L’enseignement agricole du second degré représente plus de la moitié de l’offre de formation initiale dans ce secteur professionnel. Il accueille environ 110 000 élèves, dont 50 000 suivent un enseignement en alternance. Cette forte proportion est le fruit de l’action catholique en milieu rural. Elle procède également des dispositions de la loi du 31 décembre 1984 qui accorde à l’enseignement agricole privé des avantages équivalents à ceux prévus par celle du 31 décembre 1959 en faveur de l’enseignement général et technique catholique. L’Etat supporte les rémunérations des personnels enseignants des établissements d’enseignement agricoles privés ainsi qu’un forfait pour dépenses de fonctionnement qui comporte trois taux : celui versé pour chaque élève externe, celui acquitté pour chaque demi-pensionnaire et celui payé pour chaque interne.

Si la prise en charge des traitements des professeurs reste stable, soit un peu moins de 214 millions d’euros en 2011 et 2012, en revanche les forfaits ont connu une très forte augmentation. Ceux de 2012, qui atteignent respectivement 1619 (externes), 1655 (demi-pensionnaires) et 2 800 euros (internes), sont supérieurs de 20 % environ à ceux de 2008. C’est la conséquence d’un protocole conclu en 2009 entre l’Etat et les représentants de l’enseignement agricole privé. La dépense globale pour l’Etat ressort à 125 millions d’euros au lieu de 100 millions cinq ans plus tôt.

c- La taxe d’apprentissage

La taxe d’apprentissage à laquelle sont assujetties les entreprises représente 0,5 % des salaires bruts versés l’année précédant sa collecte. Si elle revient théoriquement à l’Etat, elle est néanmoins recouvrée par les organismes consulaires (chambres des métiers, chambres de commerce et d’industrie). Ces derniers sont habilités à reverser une partie du produit de cette taxe aux établissements de formation professionnelle de leur choix ou désignés par les entreprises redevables.

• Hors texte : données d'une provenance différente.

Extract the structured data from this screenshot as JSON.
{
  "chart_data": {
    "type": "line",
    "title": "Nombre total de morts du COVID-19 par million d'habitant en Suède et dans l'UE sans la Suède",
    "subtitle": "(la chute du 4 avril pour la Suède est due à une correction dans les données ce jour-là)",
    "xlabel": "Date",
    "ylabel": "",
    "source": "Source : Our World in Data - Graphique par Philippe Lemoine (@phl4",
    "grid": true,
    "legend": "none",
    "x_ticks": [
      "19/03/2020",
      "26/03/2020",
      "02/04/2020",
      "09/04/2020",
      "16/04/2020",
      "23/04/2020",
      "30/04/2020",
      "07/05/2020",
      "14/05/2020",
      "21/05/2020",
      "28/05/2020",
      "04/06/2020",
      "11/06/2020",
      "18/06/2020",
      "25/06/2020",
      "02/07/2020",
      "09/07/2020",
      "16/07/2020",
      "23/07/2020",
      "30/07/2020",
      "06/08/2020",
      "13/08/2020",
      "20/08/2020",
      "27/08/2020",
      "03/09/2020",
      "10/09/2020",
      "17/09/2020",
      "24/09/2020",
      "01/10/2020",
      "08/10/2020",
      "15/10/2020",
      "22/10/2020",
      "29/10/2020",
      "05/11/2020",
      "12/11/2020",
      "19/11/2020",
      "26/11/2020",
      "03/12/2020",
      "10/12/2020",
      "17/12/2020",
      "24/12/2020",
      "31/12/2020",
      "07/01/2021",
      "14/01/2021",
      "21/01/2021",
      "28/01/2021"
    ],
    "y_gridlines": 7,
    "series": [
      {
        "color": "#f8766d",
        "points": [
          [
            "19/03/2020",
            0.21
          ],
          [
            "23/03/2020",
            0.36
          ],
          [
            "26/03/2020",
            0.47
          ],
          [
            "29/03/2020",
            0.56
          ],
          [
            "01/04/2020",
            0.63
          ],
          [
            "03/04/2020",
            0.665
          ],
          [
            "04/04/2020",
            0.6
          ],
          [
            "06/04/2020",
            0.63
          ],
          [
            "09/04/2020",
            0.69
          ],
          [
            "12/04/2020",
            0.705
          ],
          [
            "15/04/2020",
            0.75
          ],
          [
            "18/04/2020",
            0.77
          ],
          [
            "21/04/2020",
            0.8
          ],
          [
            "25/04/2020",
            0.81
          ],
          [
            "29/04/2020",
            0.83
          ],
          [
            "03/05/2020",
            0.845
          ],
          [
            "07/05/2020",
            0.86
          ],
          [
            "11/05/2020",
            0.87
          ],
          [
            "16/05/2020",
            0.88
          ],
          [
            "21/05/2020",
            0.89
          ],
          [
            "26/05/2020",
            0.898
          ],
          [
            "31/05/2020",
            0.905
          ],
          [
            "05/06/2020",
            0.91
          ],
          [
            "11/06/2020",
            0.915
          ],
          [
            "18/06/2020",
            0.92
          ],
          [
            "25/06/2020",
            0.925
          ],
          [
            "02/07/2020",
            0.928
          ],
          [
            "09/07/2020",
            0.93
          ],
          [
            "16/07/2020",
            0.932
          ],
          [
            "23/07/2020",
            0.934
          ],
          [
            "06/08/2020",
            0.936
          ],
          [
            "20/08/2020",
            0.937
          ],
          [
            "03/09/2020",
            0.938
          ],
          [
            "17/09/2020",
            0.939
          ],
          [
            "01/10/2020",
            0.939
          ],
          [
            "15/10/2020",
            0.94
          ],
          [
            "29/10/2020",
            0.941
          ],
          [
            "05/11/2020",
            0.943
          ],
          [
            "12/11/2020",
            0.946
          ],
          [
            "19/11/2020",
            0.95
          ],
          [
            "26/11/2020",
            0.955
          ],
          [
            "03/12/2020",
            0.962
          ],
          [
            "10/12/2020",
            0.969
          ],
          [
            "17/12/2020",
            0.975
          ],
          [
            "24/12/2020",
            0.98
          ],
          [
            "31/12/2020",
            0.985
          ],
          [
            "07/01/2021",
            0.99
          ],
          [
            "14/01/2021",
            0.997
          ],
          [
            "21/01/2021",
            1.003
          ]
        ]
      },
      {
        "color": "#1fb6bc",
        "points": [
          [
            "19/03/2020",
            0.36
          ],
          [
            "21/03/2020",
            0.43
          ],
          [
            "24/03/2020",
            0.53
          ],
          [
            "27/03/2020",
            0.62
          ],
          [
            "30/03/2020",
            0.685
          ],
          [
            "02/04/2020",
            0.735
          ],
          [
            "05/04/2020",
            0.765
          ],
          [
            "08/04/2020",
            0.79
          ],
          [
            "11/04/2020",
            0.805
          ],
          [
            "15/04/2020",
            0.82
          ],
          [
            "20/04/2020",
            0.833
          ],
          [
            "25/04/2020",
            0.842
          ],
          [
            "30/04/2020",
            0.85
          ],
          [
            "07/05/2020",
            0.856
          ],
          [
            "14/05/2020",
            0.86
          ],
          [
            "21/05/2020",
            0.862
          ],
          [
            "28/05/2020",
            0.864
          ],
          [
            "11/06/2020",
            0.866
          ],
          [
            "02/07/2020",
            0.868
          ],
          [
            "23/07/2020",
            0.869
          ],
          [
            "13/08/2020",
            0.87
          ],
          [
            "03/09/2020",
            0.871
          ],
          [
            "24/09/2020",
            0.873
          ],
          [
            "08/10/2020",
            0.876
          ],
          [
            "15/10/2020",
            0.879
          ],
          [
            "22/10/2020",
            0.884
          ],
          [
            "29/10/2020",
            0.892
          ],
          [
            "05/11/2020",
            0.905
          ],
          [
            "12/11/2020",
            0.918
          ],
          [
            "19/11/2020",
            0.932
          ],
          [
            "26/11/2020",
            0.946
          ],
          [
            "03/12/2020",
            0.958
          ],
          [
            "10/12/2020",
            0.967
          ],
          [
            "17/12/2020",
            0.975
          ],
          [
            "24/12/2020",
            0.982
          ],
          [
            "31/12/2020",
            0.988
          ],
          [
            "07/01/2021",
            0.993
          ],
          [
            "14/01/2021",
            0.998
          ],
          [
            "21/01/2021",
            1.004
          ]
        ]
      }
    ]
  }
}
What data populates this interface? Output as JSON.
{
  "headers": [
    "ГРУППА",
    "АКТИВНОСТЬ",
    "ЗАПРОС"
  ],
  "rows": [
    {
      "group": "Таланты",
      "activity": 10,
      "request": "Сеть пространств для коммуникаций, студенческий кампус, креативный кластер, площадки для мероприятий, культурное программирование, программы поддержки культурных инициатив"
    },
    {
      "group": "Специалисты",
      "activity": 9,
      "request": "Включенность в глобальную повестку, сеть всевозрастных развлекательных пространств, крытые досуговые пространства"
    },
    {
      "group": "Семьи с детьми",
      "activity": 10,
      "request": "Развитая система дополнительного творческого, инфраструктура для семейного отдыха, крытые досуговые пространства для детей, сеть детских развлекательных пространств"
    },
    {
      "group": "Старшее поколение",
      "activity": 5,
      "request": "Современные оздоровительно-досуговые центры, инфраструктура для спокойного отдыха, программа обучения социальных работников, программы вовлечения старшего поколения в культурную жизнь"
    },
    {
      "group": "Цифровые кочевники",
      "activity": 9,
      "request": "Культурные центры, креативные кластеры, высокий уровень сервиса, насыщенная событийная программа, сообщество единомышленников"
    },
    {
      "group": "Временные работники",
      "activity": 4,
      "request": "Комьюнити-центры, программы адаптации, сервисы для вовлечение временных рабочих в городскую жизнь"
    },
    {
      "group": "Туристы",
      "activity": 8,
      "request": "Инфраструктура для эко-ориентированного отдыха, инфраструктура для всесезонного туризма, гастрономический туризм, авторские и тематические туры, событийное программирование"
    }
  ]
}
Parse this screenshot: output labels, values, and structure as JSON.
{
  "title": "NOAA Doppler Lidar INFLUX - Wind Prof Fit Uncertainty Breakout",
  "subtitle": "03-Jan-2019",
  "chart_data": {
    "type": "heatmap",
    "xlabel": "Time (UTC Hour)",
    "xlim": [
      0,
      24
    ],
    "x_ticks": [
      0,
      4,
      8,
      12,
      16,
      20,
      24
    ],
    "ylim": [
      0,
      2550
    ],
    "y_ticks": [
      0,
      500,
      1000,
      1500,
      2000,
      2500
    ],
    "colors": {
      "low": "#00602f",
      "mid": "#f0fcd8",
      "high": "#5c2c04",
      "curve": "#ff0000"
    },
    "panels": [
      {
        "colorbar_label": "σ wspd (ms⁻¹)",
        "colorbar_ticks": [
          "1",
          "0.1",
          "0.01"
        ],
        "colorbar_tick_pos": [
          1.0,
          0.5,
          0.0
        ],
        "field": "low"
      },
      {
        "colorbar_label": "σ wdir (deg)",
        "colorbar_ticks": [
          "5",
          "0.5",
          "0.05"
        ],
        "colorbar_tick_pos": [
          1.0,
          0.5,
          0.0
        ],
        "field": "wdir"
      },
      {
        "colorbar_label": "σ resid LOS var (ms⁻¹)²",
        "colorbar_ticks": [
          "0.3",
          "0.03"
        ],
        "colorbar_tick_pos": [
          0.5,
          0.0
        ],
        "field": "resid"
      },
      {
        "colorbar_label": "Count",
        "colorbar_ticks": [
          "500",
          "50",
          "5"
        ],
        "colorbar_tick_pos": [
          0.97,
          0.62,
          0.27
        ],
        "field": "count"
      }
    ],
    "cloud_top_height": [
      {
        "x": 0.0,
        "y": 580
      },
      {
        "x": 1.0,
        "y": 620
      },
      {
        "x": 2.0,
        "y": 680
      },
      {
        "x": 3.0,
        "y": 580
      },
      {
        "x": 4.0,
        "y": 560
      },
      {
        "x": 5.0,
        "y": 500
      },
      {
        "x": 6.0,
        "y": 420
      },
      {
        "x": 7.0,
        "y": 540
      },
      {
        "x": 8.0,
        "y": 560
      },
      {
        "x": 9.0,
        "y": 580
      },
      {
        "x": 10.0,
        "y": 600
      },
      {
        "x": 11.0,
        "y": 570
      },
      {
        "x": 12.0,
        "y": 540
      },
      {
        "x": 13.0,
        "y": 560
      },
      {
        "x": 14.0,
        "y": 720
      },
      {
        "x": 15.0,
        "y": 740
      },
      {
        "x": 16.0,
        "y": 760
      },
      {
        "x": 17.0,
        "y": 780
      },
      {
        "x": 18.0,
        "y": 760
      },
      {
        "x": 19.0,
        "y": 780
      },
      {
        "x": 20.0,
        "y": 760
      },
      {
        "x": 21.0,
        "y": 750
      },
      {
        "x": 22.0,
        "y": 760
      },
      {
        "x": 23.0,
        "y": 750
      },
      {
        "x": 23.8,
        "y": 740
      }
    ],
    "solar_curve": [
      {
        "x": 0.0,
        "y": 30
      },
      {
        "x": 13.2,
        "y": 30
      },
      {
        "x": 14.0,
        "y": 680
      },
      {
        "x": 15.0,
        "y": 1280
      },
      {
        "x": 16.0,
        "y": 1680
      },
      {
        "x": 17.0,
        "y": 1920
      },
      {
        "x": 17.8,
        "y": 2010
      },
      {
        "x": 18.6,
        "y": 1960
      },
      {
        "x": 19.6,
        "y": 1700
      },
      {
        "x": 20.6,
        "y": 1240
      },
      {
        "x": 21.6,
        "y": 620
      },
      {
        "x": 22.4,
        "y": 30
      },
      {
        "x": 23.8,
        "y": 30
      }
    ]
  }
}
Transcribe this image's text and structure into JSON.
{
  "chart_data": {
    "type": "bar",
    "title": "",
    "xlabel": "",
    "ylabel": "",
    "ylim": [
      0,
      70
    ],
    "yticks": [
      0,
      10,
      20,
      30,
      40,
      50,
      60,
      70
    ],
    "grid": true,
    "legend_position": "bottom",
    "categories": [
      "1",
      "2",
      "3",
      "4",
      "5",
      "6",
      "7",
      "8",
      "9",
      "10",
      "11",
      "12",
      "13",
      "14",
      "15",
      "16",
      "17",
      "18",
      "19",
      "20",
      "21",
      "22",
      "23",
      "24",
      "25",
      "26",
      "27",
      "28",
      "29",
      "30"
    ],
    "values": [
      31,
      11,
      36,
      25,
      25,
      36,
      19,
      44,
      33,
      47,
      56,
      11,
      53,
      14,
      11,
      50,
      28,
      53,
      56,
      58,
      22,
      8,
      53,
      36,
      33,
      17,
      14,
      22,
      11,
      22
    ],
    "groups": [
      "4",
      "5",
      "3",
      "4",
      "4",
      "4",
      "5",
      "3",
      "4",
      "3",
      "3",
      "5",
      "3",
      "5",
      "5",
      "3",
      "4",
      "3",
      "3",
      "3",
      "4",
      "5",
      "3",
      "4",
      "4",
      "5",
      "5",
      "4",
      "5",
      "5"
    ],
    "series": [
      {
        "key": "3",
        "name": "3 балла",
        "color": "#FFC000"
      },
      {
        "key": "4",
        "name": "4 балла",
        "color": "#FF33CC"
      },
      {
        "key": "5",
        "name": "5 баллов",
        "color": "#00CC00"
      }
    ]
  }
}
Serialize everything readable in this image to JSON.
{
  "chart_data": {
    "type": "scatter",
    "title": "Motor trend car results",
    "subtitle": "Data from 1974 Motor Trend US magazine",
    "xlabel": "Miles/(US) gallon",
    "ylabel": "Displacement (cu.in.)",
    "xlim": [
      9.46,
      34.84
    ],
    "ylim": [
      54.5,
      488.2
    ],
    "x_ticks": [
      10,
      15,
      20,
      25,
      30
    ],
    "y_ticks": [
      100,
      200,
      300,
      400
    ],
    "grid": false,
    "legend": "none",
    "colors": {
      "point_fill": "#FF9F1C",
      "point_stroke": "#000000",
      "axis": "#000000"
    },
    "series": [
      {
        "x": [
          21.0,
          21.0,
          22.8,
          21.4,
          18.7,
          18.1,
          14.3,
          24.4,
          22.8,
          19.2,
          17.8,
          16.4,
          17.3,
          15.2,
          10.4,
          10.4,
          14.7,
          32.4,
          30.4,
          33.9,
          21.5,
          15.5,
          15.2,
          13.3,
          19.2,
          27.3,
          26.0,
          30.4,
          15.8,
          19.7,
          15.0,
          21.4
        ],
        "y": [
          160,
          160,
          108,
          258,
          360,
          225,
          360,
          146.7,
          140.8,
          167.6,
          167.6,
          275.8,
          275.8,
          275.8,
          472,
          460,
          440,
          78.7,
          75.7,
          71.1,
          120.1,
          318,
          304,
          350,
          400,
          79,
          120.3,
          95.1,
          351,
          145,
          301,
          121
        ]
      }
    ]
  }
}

Ce dispositif de recouvrement introduit une distorsion dans l’affectation des sommes qui favorise l’enseignement privé catholique. Selon les dernières informations recueillies, le montant par élève du produit de la taxe d’apprentissage atteint 332 euros par an dans l’enseignement privé au lieu de 179 euros dans l’enseignement public. La religion et le capital font bon ménage.

Le Concordat

Le Concordat de 1801 est un traité international conclu entre le Premier consul et le Vatican et complété par les articles organiques, un décret du 17 mars 1808 et une ordonnance du 25 mai 1844. A la suite de raisonnements juridiques très audacieux, validés par une loi du 1er juin 1924 après la Grande Guerre, les gouvernements français de 1919 et de 1944 ont considéré qu’il avait été maintenu en vigueur depuis sa publication, en dépit des périodes d’occupation allemande de 1870 à 1918 et de 1940 à 1944. Il reconnaît quatre cultes : l’Eglise catholique, la confession israélite, l’Eglise réformée et l’Eglise de la confession d’Augsbourg. Il a été complété par deux annexes : une convention de droit allemand conclue en décembre 1902 avec le Saint-Siège fixant les modalités de gestion et de financement de la faculté théologique de Strasbourg ; l’accord du 25 mai 1974 signé entre la République française et le Vatican relatif au centre autonome d’enseignement de la pédagogie religieuse (CAEPR) de Metz dont la validité juridique est sujette à caution depuis la fusion des universités de Metz et Nancy.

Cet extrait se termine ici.